数に強い人は楽勝「東大入試」の数字トリック問題 勉強以前の「数字の定義」に立ち返る習慣を問う
さて、そもそもの話として、鉛が「生産」「消費」されるというのは、どういうことを意味するのでしょう。
まず「生産」です。鉛を「生産する」というのは、自然界に鉱石として存在している鉛を含む鉱石を、溶かしたり固めたりして、蓄電池・電化製品などの一部として使える状態にすることを指しています。
それに対して、「消費」とはなんでしょう。生産されて作られた鉛を、PCやスマホなど、なんらかの電化製品などに「使う」ことを指して「消費」と言います。
つまり「生産量」より「消費量」が多いというのは、自然界から鉱石として生産されたものよりも、電化製品などに使われた量のほうが多いということを意味します。
ということは、「鉱石から生産されていない鉛」が存在していて、それを僕たちが使っているということに他なりません。
でも、鉱石以外から鉛を作ることなんてできるのでしょうか? 人工的に鉛を作ることができる技術でもあるのであればそういったことも可能でしょうが、おそらく難しいですよね。どうすれば「消費」が生産を上回るのでしょうか?
「この数字って、そもそも何を表してるんだっけ?」
ここで重要なのは、数字の定義をはっきりさせることです。「消費量」の定義を考えることで、統計のトリックに気づくことができます。
話は変わりますが、三菱総合研究所の調べによると、「ベトナムの保健省直轄病院において、平均ベッド稼働率は約120%」なのだそうです。でも、ベッドの稼働率が100%を超えているって、どういう状態なのかよくわからないですよね? ベッドは1人1つのもので、例えば100個のベッドに100人が寝れば100%の稼働率です。100%を超えることはないでしょう。しかし、ベトナムではベッド稼働率が120%であると言います。どういうことなのでしょう?

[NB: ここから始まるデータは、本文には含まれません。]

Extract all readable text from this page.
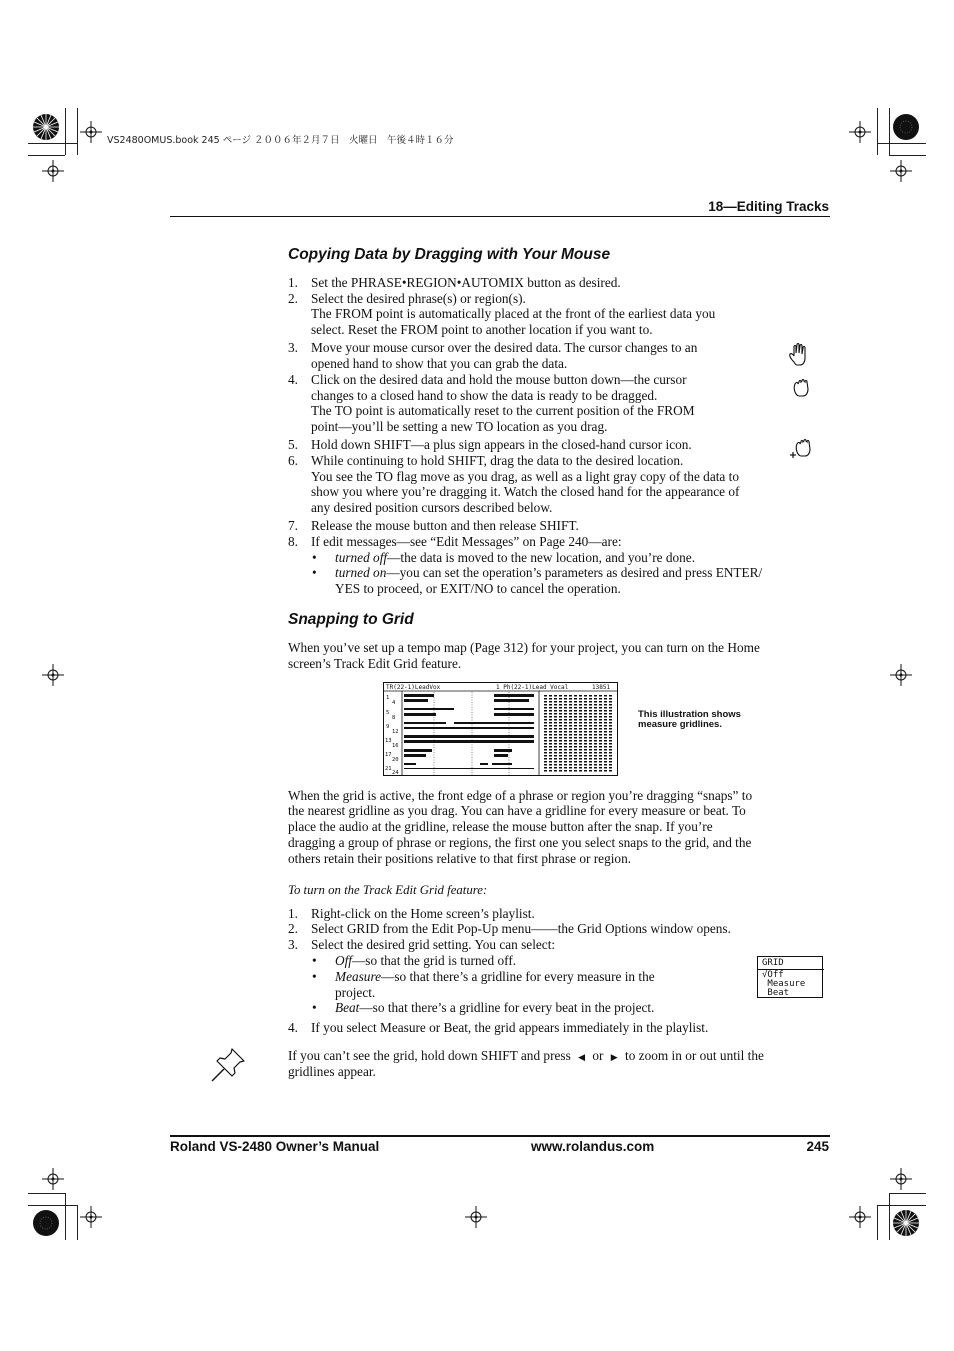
VS2480OMUS.book 245 ページ ２００６年２月７日　火曜日　午後４時１６分
18—Editing Tracks
Copying Data by Dragging with Your Mouse
1. Set the PHRASE•REGION•AUTOMIX button as desired.
2. Select the desired phrase(s) or region(s).
The FROM point is automatically placed at the front of the earliest data you
select. Reset the FROM point to another location if you want to.
3. Move your mouse cursor over the desired data. The cursor changes to an
opened hand to show that you can grab the data.
4. Click on the desired data and hold the mouse button down—the cursor
changes to a closed hand to show the data is ready to be dragged.
The TO point is automatically reset to the current position of the FROM
point—you’ll be setting a new TO location as you drag.
5. Hold down SHIFT—a plus sign appears in the closed-hand cursor icon.
6. While continuing to hold SHIFT, drag the data to the desired location.
You see the TO flag move as you drag, as well as a light gray copy of the data to
show you where you’re dragging it. Watch the closed hand for the appearance of
any desired position cursors described below.
7. Release the mouse button and then release SHIFT.
8. If edit messages—see “Edit Messages” on Page 240—are:
• turned off—the data is moved to the new location, and you’re done.
• turned on—you can set the operation’s parameters as desired and press ENTER/
YES to proceed, or EXIT/NO to cancel the operation.
Snapping to Grid
When you’ve set up a tempo map (Page 312) for your project, you can turn on the Home
screen’s Track Edit Grid feature.
TR(22-1)LeadVox	1 Ph(22-1)Lead Vocal	13851
1
4
5
8
9
12
13
16
17
20
21
24
This illustration shows
measure gridlines.
When the grid is active, the front edge of a phrase or region you’re dragging “snaps” to
the nearest gridline as you drag. You can have a gridline for every measure or beat. To
place the audio at the gridline, release the mouse button after the snap. If you’re
dragging a group of phrase or regions, the first one you select snaps to the grid, and the
others retain their positions relative to that first phrase or region.
To turn on the Track Edit Grid feature:
1. Right-click on the Home screen’s playlist.
2. Select GRID from the Edit Pop-Up menu——the Grid Options window opens.
3. Select the desired grid setting. You can select:
• Off—so that the grid is turned off.
• Measure—so that there’s a gridline for every measure in the
project.
• Beat—so that there’s a gridline for every beat in the project.
4. If you select Measure or Beat, the grid appears immediately in the playlist.
GRID
√Off
Measure
Beat
If you can’t see the grid, hold down SHIFT and press ◀ or ▶ to zoom in or out until the
gridlines appear.
Roland VS-2480 Owner’s Manual	www.rolandus.com	245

これは、1つのベッドを2人の患者さんが使用している場合があることが原因の1つです。100個のベッドを120人が使っているから120%なわけですね。
このように、1つのものを2人以上、2回以上使うことになると、数字のトリックが発生します。
さて、先ほどの問題に戻ってこの原理を当てはめてみましょう。実は私たちは、一度生産されたものを何度も使うこともザラにあります。
例えば、一度印刷した紙の裏面がまだ使えるとなった場合、もう一度その紙を使えますよね。こうすれば、1つのものを2回消費したことになります。